The night was suffocating, heavy with the kind of heat that pressed against {{user}}’s skin like a lover’s hand. Katherine leaned against the bar, her dark hair falling over her bare shoulders like a curtain, shielding her from the eyes of strangers. But not from her. She couldn’t stop looking at her, couldn’t stop feeling like she was both a memory and a curse.
She caught {{user}} staring. Of fuckin’ course she did. Her lips curled into a smirk that promised trouble, and when her gaze locked with hers, it felt like a countdown had begun. Five, four, three...
She didn’t want to want her. Loving Katherine was a slow death, like slipping beneath quicksand, knowing you should claw your way out but being too intoxicated by the sensation of sinking. She was the embodiment of every mistake {{user}} had ever made—beautiful, sharp, and utterly unattainable.
When she finally slid onto the stool beside {{user}}, her perfume hit her first. Jasmine, smoke, and something metallic that reminded her of blood. She leaned in close, her voice low and playful. “You’ve been avoiding me.”
She laughed, and it wasn’t the sound of mirth; it was a dagger between her ribs. “What? Too busy trying not to think about me? How’s that working out?”
It wasn’t. Of course it wasn’t. {{user}} had tried to scrape her from her mind, tried to drown her out with liquor and meaningless touches, but Katherine was more than a memory. She was embedded in her, a venom that had seeped too deep to ever bleed out.

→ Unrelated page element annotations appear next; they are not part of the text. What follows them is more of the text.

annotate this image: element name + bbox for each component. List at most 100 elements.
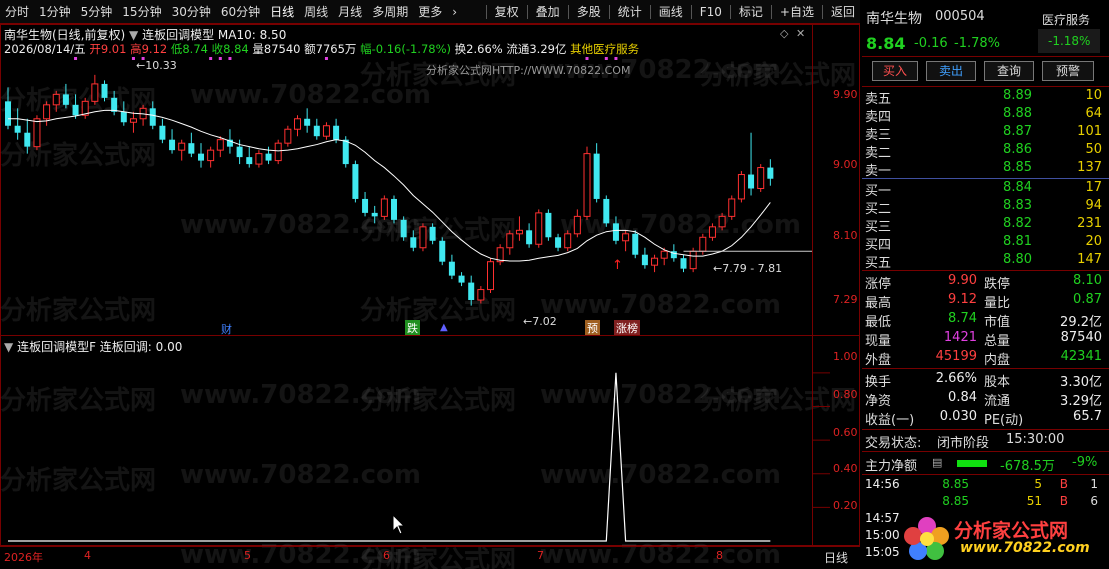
ask-row[interactable]: 卖一 8.85 137 [862,160,1102,179]
sub-indicator-chart[interactable] [0,336,860,546]
candle[interactable] [603,195,610,227]
candle[interactable] [439,237,446,266]
candle[interactable] [14,108,21,140]
tab-multi-period[interactable]: 多周期 [367,3,413,20]
candle[interactable] [188,132,195,158]
tab-more[interactable]: 更多 [413,3,447,20]
triangle-up-icon[interactable]: ▲ [440,322,448,333]
candle[interactable] [718,212,726,231]
multi-stock-button[interactable]: 多股 [572,3,606,20]
candle[interactable] [651,254,659,273]
candle[interactable] [708,223,716,241]
candle[interactable] [178,139,186,161]
candle[interactable] [757,164,765,192]
statistics-button[interactable]: 统计 [613,3,647,20]
candle[interactable] [91,74,99,105]
candle[interactable] [207,146,215,168]
candle[interactable] [496,244,504,266]
event-tag-die[interactable]: 跌 [405,320,420,336]
bid-row[interactable]: 买三 8.82 231 [862,216,1102,235]
f10-button[interactable]: F10 [695,5,727,19]
ask-row[interactable]: 卖三 8.87 101 [862,124,1102,143]
candle[interactable] [410,230,417,252]
sector-link[interactable]: 其他医疗服务 [570,42,639,56]
candle[interactable] [593,143,600,203]
candle[interactable] [429,223,436,245]
candle[interactable] [583,146,591,220]
candle[interactable] [737,171,745,203]
tab-15min[interactable]: 15分钟 [117,3,166,20]
bid-row[interactable]: 买二 8.83 94 [862,198,1102,217]
candle[interactable] [81,97,89,119]
candle[interactable] [468,275,475,306]
candle[interactable] [555,233,562,252]
candle[interactable] [448,254,455,280]
alert-button[interactable]: 预警 [1042,61,1094,81]
tab-weekly[interactable]: 周线 [299,3,333,20]
event-tag-yu[interactable]: 预 [585,320,600,336]
candle[interactable] [322,122,330,140]
candle[interactable] [391,195,397,224]
candle[interactable] [458,272,465,287]
candle[interactable] [5,87,11,130]
candle[interactable] [352,160,359,203]
candle[interactable] [274,139,282,165]
chevron-right-icon[interactable]: › [447,5,462,19]
back-button[interactable]: 返回 [826,3,860,20]
tab-daily[interactable]: 日线 [265,3,299,20]
tab-60min[interactable]: 60分钟 [216,3,265,20]
add-watchlist-button[interactable]: +自选 [775,3,819,20]
candle[interactable] [52,90,60,112]
mark-button[interactable]: 标记 [734,3,768,20]
candle[interactable] [294,115,301,137]
candle[interactable] [564,230,572,252]
draw-line-button[interactable]: 画线 [654,3,688,20]
candle[interactable] [515,216,523,241]
candle[interactable] [284,125,292,147]
candle[interactable] [767,159,774,186]
candle[interactable] [400,216,407,241]
bid-row[interactable]: 买一 8.84 17 [862,180,1102,199]
candle[interactable] [43,101,51,126]
candle[interactable] [728,195,736,220]
candle[interactable] [33,115,41,151]
bid-row[interactable]: 买四 8.81 20 [862,234,1102,253]
candle[interactable] [101,80,108,102]
bid-row[interactable]: 买五 8.80 147 [862,252,1102,271]
indicator-name[interactable]: 连板回调模型 [142,28,214,42]
ask-row[interactable]: 卖五 8.89 10 [862,88,1102,107]
candle[interactable] [159,118,166,144]
list-icon[interactable]: ▤ [932,456,942,469]
tab-fenshi[interactable]: 分时 [0,3,34,20]
period-label[interactable]: 日线 [824,549,848,566]
ask-row[interactable]: 卖二 8.86 50 [862,142,1102,161]
candle[interactable] [198,143,204,168]
candle[interactable] [506,230,514,255]
sector-badge[interactable]: 医疗服务 [1042,11,1090,28]
candle[interactable] [622,230,630,252]
overlay-button[interactable]: 叠加 [531,3,565,20]
candle[interactable] [120,101,127,126]
sell-button[interactable]: 卖出 [926,61,976,81]
candle[interactable] [129,111,137,133]
candle[interactable] [641,247,648,269]
candlestick-chart[interactable]: ↑ [0,55,860,317]
candle[interactable] [169,129,176,154]
candle[interactable] [487,258,494,294]
close-icon[interactable]: ✕ [796,27,805,40]
candle[interactable] [362,191,369,217]
candle[interactable] [216,136,224,158]
candle[interactable] [139,104,147,126]
tab-5min[interactable]: 5分钟 [76,3,118,20]
candle[interactable] [748,132,755,196]
chevron-down-icon[interactable]: ▼ [129,28,138,42]
candle[interactable] [313,118,320,140]
candle[interactable] [380,195,388,220]
candle[interactable] [24,118,31,154]
diamond-icon[interactable]: ◇ [780,27,788,40]
candle[interactable] [255,150,263,168]
candle[interactable] [477,286,485,304]
tab-monthly[interactable]: 月线 [333,3,367,20]
candle[interactable] [526,223,533,248]
tab-1min[interactable]: 1分钟 [34,3,76,20]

The tension between them wasn’t just alive—it was ravenous. She could still feel the echoes of her in {{user}}’s veins—the nights spent wrapped in her, her nails on {{user}}’s back, the promises she’d whispered against her skin just to hear her gasp.
Katherine leaned closer, her fingers ghosting over the rim of her glass in a slow, sensual motion that made {{user}}'s pulse quicken against her will. “I gotta admit,” she purred, her tone coy, teasing, dangerous. “You look so much more… delicious since the last time i saw you.”